Both the Northgate and Southgate of Kenabres are guarded to prevent entry of any and all who would do the city harm. Due to its proximity to the Worldwound and the frequency with which demons attempted to infiltrate the city, the test of the Four Gates was developed by witch hunter Liotr Hawkblade to discover those tainted by demons. Travelers who cannot prove their identity by reciting their crosses are required to submit to one of the gates before they enter the city.

Those who submit to the gates voluntarily, such as newcomers who simply do not have a cross because they have never needed one before, may choose which gate they submit to – provided they also have the coin to pay the entrance fee. The gentler the gate, the more expensive the fee.


The first gate is the Gate of Water, a bath of holy water that would burn those under demonic influence. Entrance via this gate costs 50 gold pieces, and it is the gate most often used by foreign dignitaries and other nobles entering the city.


The second gate is the Gate of Poison, in which travelers must drink a diluted vial of poison distilled from the Calabar bean. This poison induces instant vomiting in almost all – save demons, who are unaffected by normal poisons. While the ordeal is unpleasant, it almost never causes lasting harm. Entrance via this gate costs 30 gold pieces.


The third gate, the Gate of Fire, is administered by Liotr Hawkblade himself. Travelers submitting to the third gate are branded with a hot iron; a human will feel the terrible pain, but a demon – or a human possessed by a demon – will not, thanks to their Abyssal heritage. Hawkblade knows first-hand the feeling of flames and can see through any demonic ruse of pain. In addition, a demon or demon-possessed individual will not scar from the brand – a dead giveaway every time.

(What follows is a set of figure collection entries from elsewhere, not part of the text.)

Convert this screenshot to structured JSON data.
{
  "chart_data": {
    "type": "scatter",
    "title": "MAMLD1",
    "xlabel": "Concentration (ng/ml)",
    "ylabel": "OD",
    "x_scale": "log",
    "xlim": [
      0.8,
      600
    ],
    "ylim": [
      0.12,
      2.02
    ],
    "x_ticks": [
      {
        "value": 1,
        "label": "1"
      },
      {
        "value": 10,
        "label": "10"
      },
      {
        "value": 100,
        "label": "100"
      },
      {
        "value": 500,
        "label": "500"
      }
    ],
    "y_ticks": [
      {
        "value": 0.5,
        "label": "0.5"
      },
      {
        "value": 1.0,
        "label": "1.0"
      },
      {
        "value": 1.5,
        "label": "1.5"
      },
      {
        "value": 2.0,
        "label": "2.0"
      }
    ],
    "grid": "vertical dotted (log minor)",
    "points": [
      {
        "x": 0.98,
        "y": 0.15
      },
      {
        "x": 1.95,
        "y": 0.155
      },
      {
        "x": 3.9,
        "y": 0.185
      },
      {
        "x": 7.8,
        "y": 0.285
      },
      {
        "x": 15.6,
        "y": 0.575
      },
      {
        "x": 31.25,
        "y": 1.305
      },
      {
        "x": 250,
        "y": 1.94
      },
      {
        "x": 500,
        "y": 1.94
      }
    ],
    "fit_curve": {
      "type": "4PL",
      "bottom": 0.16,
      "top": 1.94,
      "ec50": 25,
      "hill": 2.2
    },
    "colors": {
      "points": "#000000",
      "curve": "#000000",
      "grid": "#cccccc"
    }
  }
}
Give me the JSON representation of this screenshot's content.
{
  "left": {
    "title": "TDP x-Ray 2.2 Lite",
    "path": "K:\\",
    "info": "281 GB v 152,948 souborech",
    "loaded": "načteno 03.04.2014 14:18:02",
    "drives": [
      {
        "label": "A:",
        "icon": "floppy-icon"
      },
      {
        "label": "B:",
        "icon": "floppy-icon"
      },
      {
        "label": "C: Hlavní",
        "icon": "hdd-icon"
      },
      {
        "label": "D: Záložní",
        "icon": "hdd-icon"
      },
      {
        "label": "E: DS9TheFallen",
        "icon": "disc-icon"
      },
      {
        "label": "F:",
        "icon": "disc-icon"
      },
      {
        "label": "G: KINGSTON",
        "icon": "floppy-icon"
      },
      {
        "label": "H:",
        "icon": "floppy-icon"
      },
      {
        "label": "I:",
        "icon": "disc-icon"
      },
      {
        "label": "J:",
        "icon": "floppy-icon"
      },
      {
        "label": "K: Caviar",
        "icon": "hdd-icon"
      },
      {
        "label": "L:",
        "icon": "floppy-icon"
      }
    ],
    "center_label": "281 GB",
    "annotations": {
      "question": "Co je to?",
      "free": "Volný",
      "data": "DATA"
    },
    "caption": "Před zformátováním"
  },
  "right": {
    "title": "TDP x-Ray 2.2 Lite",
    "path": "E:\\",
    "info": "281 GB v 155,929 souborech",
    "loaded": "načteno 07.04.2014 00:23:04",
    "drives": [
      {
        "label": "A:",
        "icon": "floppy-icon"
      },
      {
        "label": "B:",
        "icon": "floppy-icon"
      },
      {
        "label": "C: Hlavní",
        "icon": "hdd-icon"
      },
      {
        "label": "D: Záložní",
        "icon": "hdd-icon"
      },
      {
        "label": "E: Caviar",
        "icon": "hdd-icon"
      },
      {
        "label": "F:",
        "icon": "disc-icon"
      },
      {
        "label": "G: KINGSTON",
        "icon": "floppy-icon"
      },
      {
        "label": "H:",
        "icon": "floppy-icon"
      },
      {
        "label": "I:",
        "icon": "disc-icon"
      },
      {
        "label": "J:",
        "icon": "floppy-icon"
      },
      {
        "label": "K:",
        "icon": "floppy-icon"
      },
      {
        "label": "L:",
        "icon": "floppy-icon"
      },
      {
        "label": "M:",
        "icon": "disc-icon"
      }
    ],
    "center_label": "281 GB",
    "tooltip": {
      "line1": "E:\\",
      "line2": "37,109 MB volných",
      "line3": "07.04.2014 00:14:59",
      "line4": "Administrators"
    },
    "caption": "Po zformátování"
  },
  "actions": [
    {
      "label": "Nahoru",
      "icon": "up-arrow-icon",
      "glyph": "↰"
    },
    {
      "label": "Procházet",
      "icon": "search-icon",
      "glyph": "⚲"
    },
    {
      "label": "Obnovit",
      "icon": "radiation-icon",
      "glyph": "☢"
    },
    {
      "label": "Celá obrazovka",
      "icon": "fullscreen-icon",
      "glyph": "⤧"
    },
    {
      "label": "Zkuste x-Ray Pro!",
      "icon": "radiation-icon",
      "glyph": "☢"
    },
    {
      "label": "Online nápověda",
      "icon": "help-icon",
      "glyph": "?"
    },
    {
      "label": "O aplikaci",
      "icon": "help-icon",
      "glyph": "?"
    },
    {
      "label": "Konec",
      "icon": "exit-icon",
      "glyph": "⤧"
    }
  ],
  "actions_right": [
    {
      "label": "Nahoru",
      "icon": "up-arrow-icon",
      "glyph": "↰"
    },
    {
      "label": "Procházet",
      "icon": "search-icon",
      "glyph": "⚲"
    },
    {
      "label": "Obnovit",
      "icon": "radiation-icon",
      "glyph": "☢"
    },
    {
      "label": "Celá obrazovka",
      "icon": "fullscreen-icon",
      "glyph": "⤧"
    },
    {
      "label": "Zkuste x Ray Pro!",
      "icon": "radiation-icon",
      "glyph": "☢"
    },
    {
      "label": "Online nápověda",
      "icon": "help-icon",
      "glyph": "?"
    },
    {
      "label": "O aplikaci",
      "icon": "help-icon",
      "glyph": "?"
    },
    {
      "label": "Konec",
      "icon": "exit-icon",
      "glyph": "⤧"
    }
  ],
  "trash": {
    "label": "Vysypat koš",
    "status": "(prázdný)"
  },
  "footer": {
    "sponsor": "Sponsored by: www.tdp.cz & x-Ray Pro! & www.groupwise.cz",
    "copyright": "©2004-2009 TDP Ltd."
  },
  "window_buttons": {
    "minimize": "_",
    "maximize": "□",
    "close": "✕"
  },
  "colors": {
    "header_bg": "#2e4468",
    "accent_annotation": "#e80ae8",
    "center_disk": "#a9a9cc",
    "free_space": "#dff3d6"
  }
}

The last gate, the Gate of Iron and Steel, is usually reserved for transported criminals, those caught sneaking into the city, or those too destitute to afford any other gate. A long gash is made along the back of each arm, once using a blade of steel and once a blade of cold iron. If the blade of cold iron cuts deeper and bleeds more profusely, then guards know that the traveler is under the taint of demons. Of course, this test is highly dependent on the competency – and objectivity – of the guards administering it and interpreting the “results”; it is for this reason that some choose the arguably more-arduous Gate of Fire. The brand may be more painful, but it is also fairer.